Our take is that there are enough powerful voices in the UK electronics industry as well as their supporters in government to make a big noise about protecting the UK’s technology industry from foreign ownership. As I reported last September, there was strong lobbying by two of the people who were instrumental in founding Arm, Hermann Hauser and Tudor Brown. They were concerned such a deal would mean the UK losing its crown jewel of the technology industry, and that it would be moved to the US.
When the deal was announced last year, Hauser said this would spell disaster for Cambridge, the UK, and Europe. He said, “It’s the last European technology company with global relevance and it’s being sold to the Americans.” If this deal did happen, he said it would risk jeopardizing Arm’s position as the “Switzerland of the semiconductor industry” where it allows hundreds of companies such as Apple, Samsung and Qualcomm to develop their own chips using its architecture. He added that if the company’s British character and open business model could not be protected, it would be better for the Prime Minister Boris Johnson to back a flotation on the London Stock Exchange.
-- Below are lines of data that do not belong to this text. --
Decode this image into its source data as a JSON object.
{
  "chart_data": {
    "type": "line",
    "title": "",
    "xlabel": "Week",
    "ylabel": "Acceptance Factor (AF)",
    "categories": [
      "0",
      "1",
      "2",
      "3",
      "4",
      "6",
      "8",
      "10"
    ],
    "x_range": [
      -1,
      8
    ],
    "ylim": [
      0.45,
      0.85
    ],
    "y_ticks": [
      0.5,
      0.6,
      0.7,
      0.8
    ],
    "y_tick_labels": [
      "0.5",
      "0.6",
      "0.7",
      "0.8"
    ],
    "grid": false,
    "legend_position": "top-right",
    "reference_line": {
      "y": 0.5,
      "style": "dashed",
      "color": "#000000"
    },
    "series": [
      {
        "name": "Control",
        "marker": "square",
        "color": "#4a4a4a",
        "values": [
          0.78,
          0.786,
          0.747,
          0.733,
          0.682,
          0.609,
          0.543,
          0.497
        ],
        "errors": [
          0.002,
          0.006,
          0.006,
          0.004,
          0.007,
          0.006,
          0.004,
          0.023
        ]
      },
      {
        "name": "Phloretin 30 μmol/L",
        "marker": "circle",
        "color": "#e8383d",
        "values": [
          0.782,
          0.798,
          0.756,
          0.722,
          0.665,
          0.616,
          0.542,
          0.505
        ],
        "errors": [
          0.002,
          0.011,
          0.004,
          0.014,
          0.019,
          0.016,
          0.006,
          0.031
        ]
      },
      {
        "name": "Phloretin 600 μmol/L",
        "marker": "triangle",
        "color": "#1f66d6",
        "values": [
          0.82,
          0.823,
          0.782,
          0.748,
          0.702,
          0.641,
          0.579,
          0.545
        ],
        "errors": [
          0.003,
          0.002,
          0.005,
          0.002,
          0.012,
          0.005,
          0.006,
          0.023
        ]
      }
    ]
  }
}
Even Nigel Toon, CEO of Graphcore, who just raised $222 million ahead of a possible IPO next year, weighed in with his thoughts. He told the Financial Times newspaper in London that Nvidia’s planned $40 billion acquisition of Arm was “bad for competition, bad for the market overall, and bad for Britain.” He commented in the newspaper, “I think it smacks of anti-competitiveness. It’s market power coming into the hands of a big player that is going to reduce competition generally for the market.” He added, “If you were a chip company, would you want to go and share your road map for the next four years ahead with Arm, knowing they are part of Nvidia, and you’re effectively sharing your roadmap with Nvidia?”
Of course, Toon would have concerns about this given that Graphcore is directly competing with Nvidia, but he raises a point that others in the industry may also conceivably ask.
However, Jensen Huang of Nvidia ands Simon Segars of Arm would no doubt have been expecting this kind of debate playing out, and I am sure they are ready to play the long game to see it through. As I said previously, Jensen Huang is so confident despite the tough campaign ahead to convince multiple stakeholders, that he isn’t even contemplating a plan B.